四 私は2万5000円くらいだから、家族にバレないうちに、再度支払ってしまおうかとも考えていますが、何となく納得できません。どうしたらよいでしょうか。
一 あなたはお金を支払ってはいけません。現在あなたのように、不法に二重請求を受けている人が増えてきています。
二 あなたは、家族、特に妻や子どもに知られたくないような品物を購入したとのことですが、あなたのように、品物を注文した人の名前は一覧表にのせられ、名簿屋から誰かに売られていると考えられます。
三 そして、やや時間が経過したところで、再度代金の請求をすると、注文者は振込証の控えを紛失していることが多かったり、金額もさほど大きくないことや事態が表面化するのを恐れて、二重払いをしてしまいがちです。
四 しかし、これですべてが終わるとは限りません。場合によっては、更に同じような請求をされかねません。従って、あなたは安易に支払いをしないことです。又指示されたところに連絡も入れず放っておくのが、今の時点では最善の方法です。

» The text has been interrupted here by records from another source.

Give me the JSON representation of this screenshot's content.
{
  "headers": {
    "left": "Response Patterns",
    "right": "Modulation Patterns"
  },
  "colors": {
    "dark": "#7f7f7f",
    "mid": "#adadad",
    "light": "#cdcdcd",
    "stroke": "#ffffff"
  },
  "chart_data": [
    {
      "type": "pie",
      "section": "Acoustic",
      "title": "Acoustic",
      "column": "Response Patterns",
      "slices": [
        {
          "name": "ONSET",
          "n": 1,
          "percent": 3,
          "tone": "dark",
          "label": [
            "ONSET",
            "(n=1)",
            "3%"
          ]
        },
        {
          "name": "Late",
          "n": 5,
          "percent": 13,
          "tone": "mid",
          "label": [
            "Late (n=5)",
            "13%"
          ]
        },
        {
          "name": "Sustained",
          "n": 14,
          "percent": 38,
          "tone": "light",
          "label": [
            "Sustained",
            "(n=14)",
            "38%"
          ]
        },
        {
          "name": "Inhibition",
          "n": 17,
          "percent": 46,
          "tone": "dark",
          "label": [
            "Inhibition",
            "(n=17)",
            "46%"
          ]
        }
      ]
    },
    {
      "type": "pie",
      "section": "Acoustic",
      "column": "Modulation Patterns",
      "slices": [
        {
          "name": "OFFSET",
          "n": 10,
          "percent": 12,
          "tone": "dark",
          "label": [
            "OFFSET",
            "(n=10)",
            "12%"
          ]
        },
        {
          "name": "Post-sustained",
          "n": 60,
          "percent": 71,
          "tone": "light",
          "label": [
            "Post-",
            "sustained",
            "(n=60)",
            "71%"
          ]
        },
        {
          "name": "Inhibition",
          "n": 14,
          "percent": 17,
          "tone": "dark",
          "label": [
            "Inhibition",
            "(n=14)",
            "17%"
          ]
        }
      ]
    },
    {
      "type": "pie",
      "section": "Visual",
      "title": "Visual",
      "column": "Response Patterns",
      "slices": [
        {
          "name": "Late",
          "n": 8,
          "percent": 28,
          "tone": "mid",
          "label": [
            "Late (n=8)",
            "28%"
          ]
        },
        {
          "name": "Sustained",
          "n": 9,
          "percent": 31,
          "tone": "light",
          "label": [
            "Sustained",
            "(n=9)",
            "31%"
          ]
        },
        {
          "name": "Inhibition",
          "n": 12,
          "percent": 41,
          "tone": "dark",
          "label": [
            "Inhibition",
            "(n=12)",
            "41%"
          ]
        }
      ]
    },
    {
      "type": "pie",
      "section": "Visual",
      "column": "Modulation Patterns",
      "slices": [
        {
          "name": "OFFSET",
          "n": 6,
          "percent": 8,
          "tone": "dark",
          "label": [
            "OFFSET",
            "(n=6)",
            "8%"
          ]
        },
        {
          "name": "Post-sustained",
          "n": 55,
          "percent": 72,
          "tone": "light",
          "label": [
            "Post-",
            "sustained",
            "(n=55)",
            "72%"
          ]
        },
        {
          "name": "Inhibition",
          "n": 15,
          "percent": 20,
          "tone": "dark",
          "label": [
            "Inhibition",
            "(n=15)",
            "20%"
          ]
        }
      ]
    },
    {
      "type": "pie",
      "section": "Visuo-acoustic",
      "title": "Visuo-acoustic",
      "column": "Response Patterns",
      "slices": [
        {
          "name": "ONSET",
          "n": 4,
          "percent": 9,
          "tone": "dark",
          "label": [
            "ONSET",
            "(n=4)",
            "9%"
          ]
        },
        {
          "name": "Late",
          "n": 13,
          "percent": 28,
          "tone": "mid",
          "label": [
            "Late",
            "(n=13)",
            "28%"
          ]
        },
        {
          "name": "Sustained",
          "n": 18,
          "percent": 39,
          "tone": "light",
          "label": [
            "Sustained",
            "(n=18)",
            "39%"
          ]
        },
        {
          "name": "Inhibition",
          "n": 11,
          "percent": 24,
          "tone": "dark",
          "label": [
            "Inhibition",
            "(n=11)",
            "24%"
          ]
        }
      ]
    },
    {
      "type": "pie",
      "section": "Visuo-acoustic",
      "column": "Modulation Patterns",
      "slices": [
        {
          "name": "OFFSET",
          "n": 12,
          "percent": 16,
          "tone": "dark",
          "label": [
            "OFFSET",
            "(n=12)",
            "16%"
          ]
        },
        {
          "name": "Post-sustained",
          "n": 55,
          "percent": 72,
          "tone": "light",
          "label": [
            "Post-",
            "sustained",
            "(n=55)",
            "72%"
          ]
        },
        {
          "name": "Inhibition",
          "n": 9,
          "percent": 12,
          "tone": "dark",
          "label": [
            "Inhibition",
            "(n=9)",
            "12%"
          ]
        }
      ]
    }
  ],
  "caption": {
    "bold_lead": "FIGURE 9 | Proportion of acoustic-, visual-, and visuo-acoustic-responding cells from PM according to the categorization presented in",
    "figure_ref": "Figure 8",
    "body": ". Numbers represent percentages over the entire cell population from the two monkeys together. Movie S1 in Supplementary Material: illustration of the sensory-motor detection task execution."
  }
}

五 しかし、しつこく催促をされたり、最悪の場合には、訴訟を起こされたりしかねません。訴訟を起こされても放っておくと、欠席裁判で敗訴判決を受けてしまいます。
ですから、どうしても対応せざるを得ないこととなったら、銀行に訳を話して振込みの事実を証明する書類を発行してもらうべきでしょう。
六 ところで、こういう文書は本当の弁護士からみると、いかにも怪しい文面が書かれていたり、又弁護士と書いてあってもニセモノの場合も多々あります。
現金振り込め詐欺をはじめとして、他人の困惑や混乱に乗じて金を騙し取ったり、あるいは弁護士、役所の職員、更には警察官を名乗って金を騙し取る様々な詐欺事件が相次いでいます。そしてこのような場合、ニセモノの場合が殆どです。弁護士については、ニセモノかどうかは、弁護士会に問い合わせればすぐに判りますし、その時は警察に届けるべきです。
七 いずれにしても、どんな場合でも振込証の控えは大切に保存しておかないと、後で思わぬ被害にあいかねません。ご注意が肝要です。